The U.S. dropped a lawsuit that sought $835,000 in penalties against a Texas customs broker for failing to report his Mexican bank accounts, with the government saying a U.S. Supreme Court ruling has reduced the bill to $80,000, which the broker has paid.
Miguel E. Mireles, a U.S. citizen originally from Mexico, has already satisfied the reduced bill for his failure to report his Mexican bank accounts for tax years 2006 through 2013 through a $90,000 balance he has with the Internal Revenue Service, the U.S. said in its agreement with Mireles. Mireles agreed not to seek a refund for any remaining balance, which stems from $208,000 in payments he has made on three different penalty liabilities.
The Supreme Court in February restricted how much the IRS could fine a taxpayer for nonwillful failure to file Reports of Foreign Bank and Financial Accounts, or FBARs. The Bank Secrecy Act's $10,000 maximum penalty for nonwillful reporting applies per form and not per bank account, the justices said in their opinion in Bittner v. U.S.

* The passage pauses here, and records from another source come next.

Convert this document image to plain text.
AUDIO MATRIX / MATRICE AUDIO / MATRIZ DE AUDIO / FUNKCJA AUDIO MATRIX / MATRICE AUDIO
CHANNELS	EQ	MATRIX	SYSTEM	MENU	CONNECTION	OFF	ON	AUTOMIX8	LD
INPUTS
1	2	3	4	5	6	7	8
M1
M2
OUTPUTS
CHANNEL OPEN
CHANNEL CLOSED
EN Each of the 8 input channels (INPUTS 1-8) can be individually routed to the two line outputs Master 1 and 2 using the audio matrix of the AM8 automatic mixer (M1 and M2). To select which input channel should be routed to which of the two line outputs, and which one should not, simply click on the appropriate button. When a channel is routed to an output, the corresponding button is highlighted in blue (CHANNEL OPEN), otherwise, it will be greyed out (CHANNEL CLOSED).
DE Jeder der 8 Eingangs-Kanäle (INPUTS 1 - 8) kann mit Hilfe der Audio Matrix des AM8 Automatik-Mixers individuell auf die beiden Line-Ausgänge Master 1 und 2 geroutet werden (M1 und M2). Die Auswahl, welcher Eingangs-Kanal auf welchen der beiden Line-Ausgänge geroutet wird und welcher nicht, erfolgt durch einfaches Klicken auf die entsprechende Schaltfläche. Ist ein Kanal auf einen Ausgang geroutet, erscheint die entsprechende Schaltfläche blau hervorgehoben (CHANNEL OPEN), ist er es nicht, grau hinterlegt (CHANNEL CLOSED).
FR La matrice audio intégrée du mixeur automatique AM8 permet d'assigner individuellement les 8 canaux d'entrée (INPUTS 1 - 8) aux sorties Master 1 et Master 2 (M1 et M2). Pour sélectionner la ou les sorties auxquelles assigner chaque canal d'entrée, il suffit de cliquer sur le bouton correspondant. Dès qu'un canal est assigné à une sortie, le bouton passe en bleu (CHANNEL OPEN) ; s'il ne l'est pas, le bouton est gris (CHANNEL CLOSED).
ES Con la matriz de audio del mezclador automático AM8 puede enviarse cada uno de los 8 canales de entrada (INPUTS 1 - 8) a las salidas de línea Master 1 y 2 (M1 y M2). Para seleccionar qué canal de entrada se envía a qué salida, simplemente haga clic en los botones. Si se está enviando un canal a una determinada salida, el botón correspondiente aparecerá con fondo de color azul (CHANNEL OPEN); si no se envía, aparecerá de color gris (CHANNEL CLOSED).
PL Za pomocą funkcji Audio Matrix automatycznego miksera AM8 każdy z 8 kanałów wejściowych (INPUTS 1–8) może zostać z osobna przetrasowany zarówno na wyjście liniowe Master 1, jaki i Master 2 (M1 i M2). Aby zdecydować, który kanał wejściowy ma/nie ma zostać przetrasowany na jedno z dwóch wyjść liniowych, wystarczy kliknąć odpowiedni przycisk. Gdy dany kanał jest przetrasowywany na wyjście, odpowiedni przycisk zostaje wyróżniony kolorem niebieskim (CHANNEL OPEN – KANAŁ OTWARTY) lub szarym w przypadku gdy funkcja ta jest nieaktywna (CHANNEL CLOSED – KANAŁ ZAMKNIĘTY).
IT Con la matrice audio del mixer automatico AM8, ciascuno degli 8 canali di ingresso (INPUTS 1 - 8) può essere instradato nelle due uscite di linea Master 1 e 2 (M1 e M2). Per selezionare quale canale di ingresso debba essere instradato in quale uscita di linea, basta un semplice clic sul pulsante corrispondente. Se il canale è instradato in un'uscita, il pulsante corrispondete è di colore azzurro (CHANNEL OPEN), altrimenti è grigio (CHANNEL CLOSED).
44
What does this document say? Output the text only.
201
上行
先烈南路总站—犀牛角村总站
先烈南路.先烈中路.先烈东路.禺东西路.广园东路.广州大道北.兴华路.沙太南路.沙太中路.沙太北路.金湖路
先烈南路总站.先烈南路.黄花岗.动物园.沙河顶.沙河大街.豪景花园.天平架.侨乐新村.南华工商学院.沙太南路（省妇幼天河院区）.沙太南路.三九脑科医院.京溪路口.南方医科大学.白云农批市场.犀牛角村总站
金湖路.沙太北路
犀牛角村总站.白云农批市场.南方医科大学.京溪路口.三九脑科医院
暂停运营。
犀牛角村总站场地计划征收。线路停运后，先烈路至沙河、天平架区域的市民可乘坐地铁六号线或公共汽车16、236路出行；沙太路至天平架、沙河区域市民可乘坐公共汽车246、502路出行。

The IRS had originally calculated FBAR penalties against Mireles for $90,000 to $110,000 per year for the eight-year period during which he failed to report his accounts, according to the agreement. Under the new Bittner standard, those penalties were reduced to $10,000 per year.
Since 1995, Mireles has run a company that provides "customs brokerage services, processed foreign trade operations and border trade services for goods transferred between the United States and Mexico and vice versa," the government said in its 2021 complaint seeking to enforce the penalties.